For instance, let's imagine that we've created two databases: database
D1 and database
D2 on the same server instance, and we've made it a rule to assign
D1 as the default database for every login we create. Later we could decide to move
D1 to a new server. How would that affect the default database setting for the logins at the old server?
Dropping or detaching a database does not affect default database settings. In fact, users trying to connect to the old server might even be unpleasantly surprised by the following error message:
Cannot open user default database. Login failed. Login failed for user '<login>'. (Microsoft SQL Server, Error: 4064)
The default database setting specifies which database the user will connect to by default. Since the user can (and should) always specify the database context when connecting, this default will only be used in the case when no database has been specified.

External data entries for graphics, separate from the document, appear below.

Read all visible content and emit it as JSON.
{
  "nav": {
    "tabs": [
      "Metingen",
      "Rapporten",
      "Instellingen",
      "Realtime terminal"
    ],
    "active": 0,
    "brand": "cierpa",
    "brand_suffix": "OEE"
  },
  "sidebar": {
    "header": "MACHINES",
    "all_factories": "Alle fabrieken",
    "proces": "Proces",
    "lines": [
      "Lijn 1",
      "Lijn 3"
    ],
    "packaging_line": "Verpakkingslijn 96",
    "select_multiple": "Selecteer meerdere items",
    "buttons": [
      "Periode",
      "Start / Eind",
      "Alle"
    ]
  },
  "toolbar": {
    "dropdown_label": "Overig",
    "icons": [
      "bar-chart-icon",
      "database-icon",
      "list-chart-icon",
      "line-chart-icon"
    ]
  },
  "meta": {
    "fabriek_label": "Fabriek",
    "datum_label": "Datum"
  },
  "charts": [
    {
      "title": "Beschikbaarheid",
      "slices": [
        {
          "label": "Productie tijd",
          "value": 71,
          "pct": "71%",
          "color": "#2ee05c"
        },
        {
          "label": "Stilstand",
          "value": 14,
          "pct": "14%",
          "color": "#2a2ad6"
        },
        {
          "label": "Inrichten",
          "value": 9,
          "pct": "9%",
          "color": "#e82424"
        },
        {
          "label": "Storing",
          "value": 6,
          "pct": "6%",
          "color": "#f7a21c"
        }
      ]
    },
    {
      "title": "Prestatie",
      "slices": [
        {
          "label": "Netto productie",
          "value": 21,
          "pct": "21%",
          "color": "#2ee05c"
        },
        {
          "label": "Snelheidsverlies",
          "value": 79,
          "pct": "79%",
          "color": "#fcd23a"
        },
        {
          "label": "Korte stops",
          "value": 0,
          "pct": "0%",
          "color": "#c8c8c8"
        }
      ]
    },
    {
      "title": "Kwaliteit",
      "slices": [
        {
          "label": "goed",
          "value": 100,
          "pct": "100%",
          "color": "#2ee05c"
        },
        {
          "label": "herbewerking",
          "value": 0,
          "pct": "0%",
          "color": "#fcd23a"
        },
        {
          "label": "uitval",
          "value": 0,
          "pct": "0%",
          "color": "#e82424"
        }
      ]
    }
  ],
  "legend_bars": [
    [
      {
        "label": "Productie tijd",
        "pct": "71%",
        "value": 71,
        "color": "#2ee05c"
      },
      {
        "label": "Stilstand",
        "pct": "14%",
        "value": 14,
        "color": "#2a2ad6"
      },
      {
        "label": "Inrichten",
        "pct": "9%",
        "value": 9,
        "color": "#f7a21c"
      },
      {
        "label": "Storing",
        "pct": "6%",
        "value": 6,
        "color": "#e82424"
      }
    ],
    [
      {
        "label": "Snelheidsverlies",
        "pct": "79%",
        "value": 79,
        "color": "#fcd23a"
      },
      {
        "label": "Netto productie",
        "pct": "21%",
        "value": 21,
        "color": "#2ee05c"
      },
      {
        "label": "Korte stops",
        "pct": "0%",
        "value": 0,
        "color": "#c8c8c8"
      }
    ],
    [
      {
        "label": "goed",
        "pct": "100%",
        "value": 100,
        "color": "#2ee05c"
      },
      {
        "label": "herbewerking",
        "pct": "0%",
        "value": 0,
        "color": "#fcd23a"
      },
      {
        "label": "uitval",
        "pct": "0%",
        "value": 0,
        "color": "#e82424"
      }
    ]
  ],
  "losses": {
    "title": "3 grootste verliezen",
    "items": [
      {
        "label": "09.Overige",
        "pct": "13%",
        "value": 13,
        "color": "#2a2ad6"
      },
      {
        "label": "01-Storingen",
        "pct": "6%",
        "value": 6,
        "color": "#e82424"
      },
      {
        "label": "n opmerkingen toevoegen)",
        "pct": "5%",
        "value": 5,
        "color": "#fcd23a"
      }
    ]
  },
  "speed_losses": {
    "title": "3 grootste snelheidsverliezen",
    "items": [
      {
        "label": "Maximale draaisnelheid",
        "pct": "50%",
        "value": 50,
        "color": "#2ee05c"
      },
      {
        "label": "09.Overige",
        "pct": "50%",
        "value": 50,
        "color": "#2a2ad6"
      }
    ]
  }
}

About SQL Server Error 4064 (DB_UFAIL_FATAL)
However, a non-existing database is not the only possible reason for this particular exception; there are more possibilities to consider:
- Does the database exist? We cover this later in this post;
- Is the database online? There are 6 states that a database can be in (more details in Books Online), so verify the state of the database:
select sys.databases.name ,sys.databases.[state] ,sys.databases.state_desc from sys.databases
- Is access to the database restricted? There are 3 access modes that can be set for a database (more details in Books Online), so verify the access mode:
select sys.databases.name ,sys.databases.user_access ,sys.databases.user_access_desc from sys.databases
- Does the user have the CONNECT permission on the database? By default every database principal, i.e. a user (created from a server principal, i.e. a login) is granted the CONNECT permission implicitly, but this permission can also be denied. I've discussed permissions and how to check them for a particular user in a previous post.
Let me in!
Once we've determined that the reason for the error is in fact in the default database settings referencing a missing database, we should change them appropriately for each individual login.
The next query returns a list of logins with a default database setting referencing a database that cannot be found on the current instance:
select sys.server_principals.name ,sys.server_principals.sid ,sys.server_principals.default_database_name from sys.server_principals where (sys.server_principals.[type] in ('S', 'U', 'G')) and (not exists ( select * from sys.databases where (sys.databases.name = sys.server_principals.default_database_name) ))
The results of the query are restricted to only list server principals that are either a SQL login ("S"), a Windows login ("U"), or a Windows group ("G").
To allow the users to connect to the server without specifying a database (by relying on the default database setting) we need to assign an existing default database to each one of their logins – which is quite easy once we (a) know who they are, and (b) determine which database is the most appropriate to be used as default.
If you for some reason don't have time to think about which database should be the default for every login, or simply don't care which one it is (as long as it's not
msdb), here's a little script that (using the query above) sets
tempdb as the default database for each login that currently has their default database set incorrectly.
tempdb? It exists at every instance and is accessible to any login. Keep in mind though that this is a quick fix, not a best practice.